Marshal Philippe Petain is known as a traitor for being a Nazi collaborator in the Second World War. In the first world war, Philippe Petain was a great French soldier. He was a courageous and brave French general at the start of the world war I battle in 1914. Petain earned accolades for stopping the Germans at the Battle of Verdun successfully. He assumed the post of the French defense forces in 1917 and held high series of top military positions in the French army.
Moreover, they honored Petain as the chief of the State after the invasion of Germany in 1940. It was another feather to his achievements. However, he died in prison for treason after the second world war for collaborating with the Nazis. Hence, it is noteworthy to know some essential facts about the highly controversial figure.
Philippe Petain Known As The Lion Of Verdun
Battle of Verdun was one of the most extended battles of the First World War between German and French armies.

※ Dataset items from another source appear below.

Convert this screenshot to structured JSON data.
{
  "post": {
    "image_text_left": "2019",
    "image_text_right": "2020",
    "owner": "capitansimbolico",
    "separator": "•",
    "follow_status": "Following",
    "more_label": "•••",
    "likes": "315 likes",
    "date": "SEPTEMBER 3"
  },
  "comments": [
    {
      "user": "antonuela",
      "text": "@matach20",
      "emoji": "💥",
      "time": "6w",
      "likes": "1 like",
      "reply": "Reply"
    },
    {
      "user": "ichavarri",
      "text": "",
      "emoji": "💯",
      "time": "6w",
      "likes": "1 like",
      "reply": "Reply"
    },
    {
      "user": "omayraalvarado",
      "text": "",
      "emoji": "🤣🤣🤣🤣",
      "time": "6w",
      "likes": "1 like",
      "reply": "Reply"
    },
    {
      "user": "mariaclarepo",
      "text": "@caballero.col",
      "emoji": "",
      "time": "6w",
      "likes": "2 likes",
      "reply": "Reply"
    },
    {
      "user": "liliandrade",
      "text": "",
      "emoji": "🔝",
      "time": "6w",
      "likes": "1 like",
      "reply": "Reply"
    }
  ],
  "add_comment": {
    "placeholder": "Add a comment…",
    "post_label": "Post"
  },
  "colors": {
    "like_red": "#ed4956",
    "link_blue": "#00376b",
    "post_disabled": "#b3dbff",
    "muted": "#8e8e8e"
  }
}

Petain led the French side to victory. As a result, he was titled ‘Lion of Verdun’.
Philippe Petain, Highly Respected War Hero
At the end of the First World War, Phillippe is known to be the most accomplished defense army and France’s military hero. Moreover, he was gifted with a baton of Marshal in France at a public ceremony to honor his accomplishments as a French defense.
Role On Governance
In 1934, Phillippe Petain became a minister of the war. Henceforth, Petain made a minister of the State. In addition to this, his post rose as a French ambassador to Spain, and when France went the attack underway from Germany, Philip Petain took on the role of deputy prime minister.
Armistice With Nazi- Germany
In June 1940, Petain asked for an armistice with Germany giving Germans control over western and northern France, including Paris. Thereafter, Petain as the chief of State with its capital at Vichy added to his honors. As the head of Vichy in France, he replaced the country motto from “Liberty, Equality, and Fraternity” to “Work-Family and Country.” Though Vichy was a neutral regime, in reality, under Chief Philip Petain, it had a close collaboration with Nazi Germany.
The Vichy government co-operated with Nazi Germany to deport all French Jews and also jews outside the state to the Gestapo extermination camp.
Imprisoned To Death After World War II
Post WW2, Phillippe Petain arrested and found guilty on the charges of treason with his country, France. His conviction was leniently dealt with by Charles de Gaulle. He was the French chef who led the French resistance against Nazi Germany in WW2. He respected Petain’s age and service during WWI for France. Henceforth, Petain was under life imprisonment. in prison. Finally, he died in 1951 at the age of 95 in a private home.